Jamie yarı baygındı, onu doğrultup kafasını tuttuğumuzda bize karşı koydu. “Ölüyorum,” dedi güçsüz bir sesle, “ne kadar çabuk olursa o kadar iyi. Gidin ve bırakın huzur içinde öleyim.”
Murtagh Jamie’yi saçından yakalayıp başını kaldırdı ve şişeyi dudaklarına dayadı. “Bunu yut bakalım küçük fındık faresi, yutmazsan boynunu kırmak zorunda kalırım. Sakın karşı koyma. Burnunu ve ağzını kapatırım, kulaklarından püskürür.”
Lallybroch’un genç reisi ikimize birden karşı koyamadı ve yavaşça afyonu içti. Öksürüp öğürüyordu. Jamie mümkün olduğunca içmeye çalıştı, yüzü yemyeşildi ve nefes alamıyordu. Her bulantıda Murtagh burnunu tıkıyordu, sonunda kanına karışan afyon etkisini gösterdi. Onu gevşemiş bir halde yatağın üzerine bıraktık, saçları, kaşları ve kirpiklerinin dışında her yeri yastıkla aynı renkteydi.
Bir süre sonra Murtagh güverteye geldi. “Bak,” diye elimle işaret ettim. Ufukta Fransız sahilleri görünmeye başlamıştı. “Kaptan üç dört saat içinde kıyıya varacağımızı söyledi.”

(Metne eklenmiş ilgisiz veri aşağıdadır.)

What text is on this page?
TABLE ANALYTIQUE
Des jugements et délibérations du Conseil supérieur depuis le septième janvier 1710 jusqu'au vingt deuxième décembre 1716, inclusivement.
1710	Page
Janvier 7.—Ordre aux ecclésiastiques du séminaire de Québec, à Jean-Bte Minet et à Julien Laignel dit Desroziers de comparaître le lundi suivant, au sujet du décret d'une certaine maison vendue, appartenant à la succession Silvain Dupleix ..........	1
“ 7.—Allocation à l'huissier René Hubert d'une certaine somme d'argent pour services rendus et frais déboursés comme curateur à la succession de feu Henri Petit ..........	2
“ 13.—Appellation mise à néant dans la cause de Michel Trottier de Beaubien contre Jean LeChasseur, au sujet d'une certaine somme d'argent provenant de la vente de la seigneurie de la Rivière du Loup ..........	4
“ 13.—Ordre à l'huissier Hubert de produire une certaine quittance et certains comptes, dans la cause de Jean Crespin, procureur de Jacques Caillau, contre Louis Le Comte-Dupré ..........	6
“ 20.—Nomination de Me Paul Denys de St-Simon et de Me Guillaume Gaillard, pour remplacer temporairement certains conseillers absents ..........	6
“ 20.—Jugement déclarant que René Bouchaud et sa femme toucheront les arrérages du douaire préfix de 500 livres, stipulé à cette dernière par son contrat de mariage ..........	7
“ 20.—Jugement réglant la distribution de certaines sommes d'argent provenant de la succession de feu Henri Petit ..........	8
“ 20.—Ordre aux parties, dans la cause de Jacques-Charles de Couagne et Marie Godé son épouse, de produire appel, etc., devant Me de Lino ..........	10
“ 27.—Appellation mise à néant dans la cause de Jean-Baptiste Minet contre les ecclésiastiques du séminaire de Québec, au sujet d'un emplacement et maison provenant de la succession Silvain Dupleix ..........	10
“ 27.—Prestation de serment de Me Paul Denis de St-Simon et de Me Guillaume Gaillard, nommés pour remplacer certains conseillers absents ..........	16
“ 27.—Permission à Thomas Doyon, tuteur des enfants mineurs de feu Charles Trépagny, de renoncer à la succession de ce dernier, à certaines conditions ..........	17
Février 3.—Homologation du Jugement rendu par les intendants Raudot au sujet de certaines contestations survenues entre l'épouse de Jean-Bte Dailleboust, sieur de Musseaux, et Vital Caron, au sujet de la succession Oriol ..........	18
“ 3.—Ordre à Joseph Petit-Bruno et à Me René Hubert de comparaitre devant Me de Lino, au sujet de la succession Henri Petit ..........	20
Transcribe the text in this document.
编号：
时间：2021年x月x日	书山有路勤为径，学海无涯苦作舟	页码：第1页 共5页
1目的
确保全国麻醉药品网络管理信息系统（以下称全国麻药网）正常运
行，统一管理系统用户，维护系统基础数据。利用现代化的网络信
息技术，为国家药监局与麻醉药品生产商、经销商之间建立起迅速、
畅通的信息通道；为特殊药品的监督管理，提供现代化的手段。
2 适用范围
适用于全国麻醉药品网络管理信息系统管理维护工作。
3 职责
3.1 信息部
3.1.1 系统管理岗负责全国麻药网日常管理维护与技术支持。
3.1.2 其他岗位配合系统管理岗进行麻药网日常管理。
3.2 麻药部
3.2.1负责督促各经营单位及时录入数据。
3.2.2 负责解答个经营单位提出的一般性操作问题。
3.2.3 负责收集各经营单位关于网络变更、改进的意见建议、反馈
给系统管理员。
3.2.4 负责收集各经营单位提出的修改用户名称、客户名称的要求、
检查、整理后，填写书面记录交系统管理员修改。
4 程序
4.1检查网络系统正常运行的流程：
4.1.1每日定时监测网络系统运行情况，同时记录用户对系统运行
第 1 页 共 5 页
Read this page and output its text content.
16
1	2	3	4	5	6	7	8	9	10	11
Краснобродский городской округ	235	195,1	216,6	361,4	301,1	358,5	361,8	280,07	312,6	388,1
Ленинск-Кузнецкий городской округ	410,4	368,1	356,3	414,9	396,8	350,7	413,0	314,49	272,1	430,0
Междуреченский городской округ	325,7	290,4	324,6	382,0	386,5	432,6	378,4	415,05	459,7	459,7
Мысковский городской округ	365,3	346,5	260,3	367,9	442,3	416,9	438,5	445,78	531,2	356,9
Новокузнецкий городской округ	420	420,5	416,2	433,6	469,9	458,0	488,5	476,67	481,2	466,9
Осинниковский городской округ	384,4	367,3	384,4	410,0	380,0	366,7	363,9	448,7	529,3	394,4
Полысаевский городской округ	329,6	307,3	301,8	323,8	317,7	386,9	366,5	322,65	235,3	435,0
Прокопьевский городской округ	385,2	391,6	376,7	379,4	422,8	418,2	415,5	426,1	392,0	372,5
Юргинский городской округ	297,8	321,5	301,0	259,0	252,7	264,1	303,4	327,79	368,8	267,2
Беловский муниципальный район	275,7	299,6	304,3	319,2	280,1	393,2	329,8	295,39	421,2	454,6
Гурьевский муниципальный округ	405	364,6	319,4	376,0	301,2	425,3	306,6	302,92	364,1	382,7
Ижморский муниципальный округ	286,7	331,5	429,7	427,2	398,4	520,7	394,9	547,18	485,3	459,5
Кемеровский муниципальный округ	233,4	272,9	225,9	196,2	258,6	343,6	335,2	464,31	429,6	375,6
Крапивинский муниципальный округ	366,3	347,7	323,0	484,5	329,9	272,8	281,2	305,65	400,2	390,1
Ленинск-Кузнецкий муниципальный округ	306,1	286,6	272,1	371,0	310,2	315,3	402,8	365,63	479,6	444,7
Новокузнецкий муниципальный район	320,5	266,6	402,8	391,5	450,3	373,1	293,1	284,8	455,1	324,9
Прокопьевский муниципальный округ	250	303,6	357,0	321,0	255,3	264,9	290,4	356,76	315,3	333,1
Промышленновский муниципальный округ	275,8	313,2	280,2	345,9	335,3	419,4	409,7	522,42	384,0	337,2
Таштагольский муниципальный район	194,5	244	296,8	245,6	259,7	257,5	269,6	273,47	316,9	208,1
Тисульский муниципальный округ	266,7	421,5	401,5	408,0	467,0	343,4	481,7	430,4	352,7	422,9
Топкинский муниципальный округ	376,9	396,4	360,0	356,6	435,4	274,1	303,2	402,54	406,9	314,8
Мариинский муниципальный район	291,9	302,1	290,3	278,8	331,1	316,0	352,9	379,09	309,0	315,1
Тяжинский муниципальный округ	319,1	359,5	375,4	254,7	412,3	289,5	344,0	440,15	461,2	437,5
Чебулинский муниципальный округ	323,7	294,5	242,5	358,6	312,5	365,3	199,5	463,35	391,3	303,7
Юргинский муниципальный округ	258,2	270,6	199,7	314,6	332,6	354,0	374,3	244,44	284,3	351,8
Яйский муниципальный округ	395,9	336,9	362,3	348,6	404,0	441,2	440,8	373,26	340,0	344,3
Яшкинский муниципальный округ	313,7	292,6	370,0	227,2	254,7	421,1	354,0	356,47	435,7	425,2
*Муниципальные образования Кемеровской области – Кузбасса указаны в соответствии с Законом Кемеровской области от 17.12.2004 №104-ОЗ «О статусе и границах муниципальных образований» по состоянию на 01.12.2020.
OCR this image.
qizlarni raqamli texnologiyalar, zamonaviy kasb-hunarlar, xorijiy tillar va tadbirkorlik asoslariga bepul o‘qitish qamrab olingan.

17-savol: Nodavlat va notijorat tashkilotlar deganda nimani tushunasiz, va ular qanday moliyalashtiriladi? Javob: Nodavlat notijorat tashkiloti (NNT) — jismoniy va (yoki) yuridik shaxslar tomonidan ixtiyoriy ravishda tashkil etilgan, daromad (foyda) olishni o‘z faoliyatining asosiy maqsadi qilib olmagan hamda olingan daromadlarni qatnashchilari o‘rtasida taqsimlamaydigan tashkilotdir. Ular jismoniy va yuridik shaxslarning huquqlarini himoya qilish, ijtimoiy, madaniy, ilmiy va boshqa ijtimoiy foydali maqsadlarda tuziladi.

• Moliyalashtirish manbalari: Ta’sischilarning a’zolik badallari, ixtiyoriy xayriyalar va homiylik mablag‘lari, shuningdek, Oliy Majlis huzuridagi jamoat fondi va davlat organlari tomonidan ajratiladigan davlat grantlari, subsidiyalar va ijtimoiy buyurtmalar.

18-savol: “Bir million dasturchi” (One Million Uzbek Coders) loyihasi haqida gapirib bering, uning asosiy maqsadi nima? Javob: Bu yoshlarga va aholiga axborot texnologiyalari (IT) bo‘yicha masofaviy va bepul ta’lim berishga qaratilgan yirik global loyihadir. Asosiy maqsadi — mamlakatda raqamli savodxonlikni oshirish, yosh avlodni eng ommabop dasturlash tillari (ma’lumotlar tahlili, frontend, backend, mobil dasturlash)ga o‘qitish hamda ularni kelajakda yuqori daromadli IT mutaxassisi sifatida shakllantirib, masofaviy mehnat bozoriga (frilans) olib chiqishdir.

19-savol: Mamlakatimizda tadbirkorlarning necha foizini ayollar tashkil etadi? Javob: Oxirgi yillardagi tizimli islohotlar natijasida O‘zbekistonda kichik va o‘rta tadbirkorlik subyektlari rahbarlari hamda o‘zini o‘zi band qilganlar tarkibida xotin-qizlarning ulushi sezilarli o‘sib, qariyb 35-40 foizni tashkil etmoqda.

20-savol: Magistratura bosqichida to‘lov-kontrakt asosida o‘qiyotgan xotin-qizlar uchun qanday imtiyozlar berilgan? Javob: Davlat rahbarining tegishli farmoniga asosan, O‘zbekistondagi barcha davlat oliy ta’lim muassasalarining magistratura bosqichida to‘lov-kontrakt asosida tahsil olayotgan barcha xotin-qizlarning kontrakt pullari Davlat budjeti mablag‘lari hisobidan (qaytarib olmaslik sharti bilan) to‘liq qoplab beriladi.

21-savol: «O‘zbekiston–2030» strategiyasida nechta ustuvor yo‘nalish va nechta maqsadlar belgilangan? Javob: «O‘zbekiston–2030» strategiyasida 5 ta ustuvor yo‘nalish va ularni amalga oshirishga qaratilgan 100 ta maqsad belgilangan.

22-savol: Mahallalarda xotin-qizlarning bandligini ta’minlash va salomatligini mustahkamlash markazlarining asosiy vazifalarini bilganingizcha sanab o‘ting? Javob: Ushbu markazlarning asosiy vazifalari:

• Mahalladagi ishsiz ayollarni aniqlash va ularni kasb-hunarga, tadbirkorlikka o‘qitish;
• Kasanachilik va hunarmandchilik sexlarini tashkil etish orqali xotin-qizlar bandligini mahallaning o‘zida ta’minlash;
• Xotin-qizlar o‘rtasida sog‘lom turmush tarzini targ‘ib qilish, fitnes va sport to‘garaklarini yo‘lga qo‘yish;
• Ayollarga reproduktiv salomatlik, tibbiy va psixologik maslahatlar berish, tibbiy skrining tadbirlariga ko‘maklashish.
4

“Vakit geç olmadan,” dedi yol arkadaşım, alnındaki kahverengi saçları arkaya çekerek. Sonra bana dönüp en güzel hediyeyi verdi; gülümsedi.
Bir süre sonra yanımızdaki baygın yükü, iki şişman rahibin taşıdığı bir sedyeye yüklemiş Aziz Anne de Beaupré Manastırı’nın kapısından giriyorduk.